Bruna Griphao descobriu cedo sua conexão com a arte. Aos 8 anos, a carioca deu os primeiros passos na televisão e iniciou uma carreira que, quase duas décadas depois, mostra uma artista mais madura, versátil e disposta a se reinventar.
Agora, aos 27 anos, Bruna encara aquele que considera o papel mais desafiador da carreira. Em Jogada de Risco, dá vida a Daniele, uma profissional do sexo, em uma interpretação que a levou a explorar novas camadas como atriz. Além da complexidade emocional, o trabalho inclui cenas de nudez e intimidade que exigiram preparo técnico, confiança na equipe e maturidade profissional.

“Eu acho que toda experiência nova, o personagem novo, vem no lugar do desconhecido. Você quer entender quem é aquela pessoa e o que levou ela a tomar as decisões que tomou”, afirma Griphao.
Além disso, a atriz acredita que encarar novos desafios amplia seu olhar sobre a profissão e contribui para seu amadurecimento. “Me revela um lugar de olhar para a minha profissão com mais maturidade”, conta Bruna.

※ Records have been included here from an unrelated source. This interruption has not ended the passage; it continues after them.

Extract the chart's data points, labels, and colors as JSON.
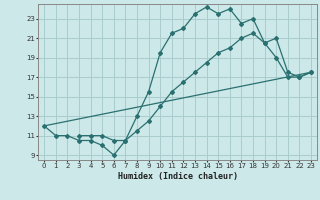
{
  "xlabel": "Humidex (Indice chaleur)",
  "bg_color": "#cce8e8",
  "grid_color": "#aacccc",
  "line_color": "#2a7070",
  "xlim": [
    -0.5,
    23.5
  ],
  "ylim": [
    8.5,
    24.5
  ],
  "xticks": [
    0,
    1,
    2,
    3,
    4,
    5,
    6,
    7,
    8,
    9,
    10,
    11,
    12,
    13,
    14,
    15,
    16,
    17,
    18,
    19,
    20,
    21,
    22,
    23
  ],
  "yticks": [
    9,
    11,
    13,
    15,
    17,
    19,
    21,
    23
  ],
  "line1_x": [
    0,
    1,
    2,
    3,
    4,
    5,
    6,
    7,
    8,
    9,
    10,
    11,
    12,
    13,
    14,
    15,
    16,
    17,
    18,
    19,
    20,
    21,
    22,
    23
  ],
  "line1_y": [
    12.0,
    11.0,
    11.0,
    10.5,
    10.5,
    10.0,
    9.0,
    10.5,
    13.0,
    15.5,
    19.5,
    21.5,
    22.0,
    23.5,
    24.2,
    23.5,
    24.0,
    22.5,
    23.0,
    20.5,
    19.0,
    17.0,
    17.0,
    17.5
  ],
  "line2_x": [
    3,
    4,
    5,
    6,
    7,
    8,
    9,
    10,
    11,
    12,
    13,
    14,
    15,
    16,
    17,
    18,
    19,
    20,
    21,
    22,
    23
  ],
  "line2_y": [
    11.0,
    11.0,
    11.0,
    10.5,
    10.5,
    11.5,
    12.5,
    14.0,
    15.5,
    16.5,
    17.5,
    18.5,
    19.5,
    20.0,
    21.0,
    21.5,
    20.5,
    21.0,
    17.5,
    17.0,
    17.5
  ],
  "line3_x": [
    0,
    23
  ],
  "line3_y": [
    12.0,
    17.5
  ]
}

Esse trabalho, no entanto, não representa uma mudança de direção. Ao contrário, reforça uma característica que acompanha sua caminhada desde o início: a busca por experiências capazes de ampliar seu repertório artístico.
“Os desafios me movem muito. Eu amo personagens que me tirem da minha zona de conforto”, revela a artista.
Essa disposição já apareceu em diferentes momentos. Na televisão, transitou por personagens com perfis distintos. Também levou a mesma entrega ao teatro, à música e ao Carnaval. Como musa do Salgueiro, por exemplo, mergulhou em um universo novo e conquistou respeito ao assumir essa experiência com disciplina, comprometimento e paixão.
Enquanto o público acompanha Daniele, também reencontra a jovem Paloma na reprise de Avenida Brasil, sua primeira novela na Globo. O encontro entre esses dois momentos da carreira evidencia uma artista que nunca deixou de buscar novos caminhos.

Da princesa Leopoldina, em Nos Tempos do Imperador, à garota de programa Daniele, Bruna percorre universos opostos na ficção. Entretanto, o contraste entre essas personagens evidencia uma escolha constante: buscar histórias que despertem sua curiosidade e expandam seus limites como artista.
Para ela, essa característica também ajuda a explicar sua versatilidade.
“Acho que eu tenho uma vontade muito grande de viver tudo que me é oferecido. Amo agarrar com garra e acho que isso me revela como uma artista plural, disposta a aceitar desafios”, conta a atriz.
Mais do que acumular personagens, Bruna busca manter viva a sensação que acompanha sua trajetória desde a infância: o encantamento diante de cada novo projeto.
“Eu me sinto até hoje maravilhada com cada projeto novo. É como se eu estivesse fazendo pela primeira vez”, explica.
Enquanto o público acompanha a personagem do momento, sua trajetória revela uma artista movida pela curiosidade. Afinal, é o desejo permanente de descobrir novos caminhos que a mantém em constante movimento.